— Рината, что ты сделала? — едва заняв место водителя, задал вопрос Бердников.
— Увезите меня отсюда, пожалуйста, — едва слышно просипела она и отвернулась к окошку.
Глава 45
Москва, декабрь 2013 года
Это было очень странно и страшно. Словно метель, что ночью скручивала снежинки в маленькие вихри, по ошибке подхватила вместе с ними и ее, а потом, опомнившись, отшвырнула в сторону, но здорово промахнулась. Она оказалась в собственном прошлом — немного повзрослевшая, потерянная и совершенно запутавшаяся в хитросплетении жизненных тропинок. Скажи ей кто-нибудь еще неделю назад, что Новый год она будет встречать в квартире Бердникова, она бы истерично расхохоталась тому в лицо.
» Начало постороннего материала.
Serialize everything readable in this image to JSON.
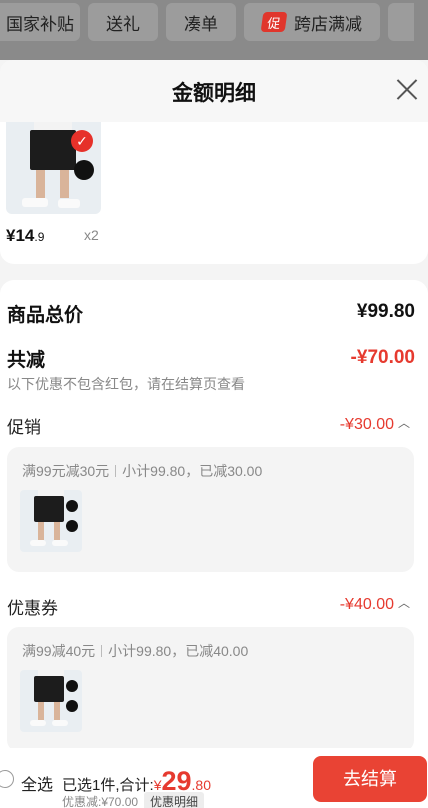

Но теперь, укутанная в теплый флисовый плед, обутая в собственные тапочки с мордочками котят и черными ушками, она бродила по пустой квартире в ожидании разрушительной волны ненависти. Последний раз в этой квартире она была почти четыре года назад. Тогда она буквально плевалась ядом, наслаждаясь неприкрытой болью во взгляде матери и наполненными чувством вины глазами отца. А теперь? Теперь в ней не осталось ничего, кроме разочарования и пустоты.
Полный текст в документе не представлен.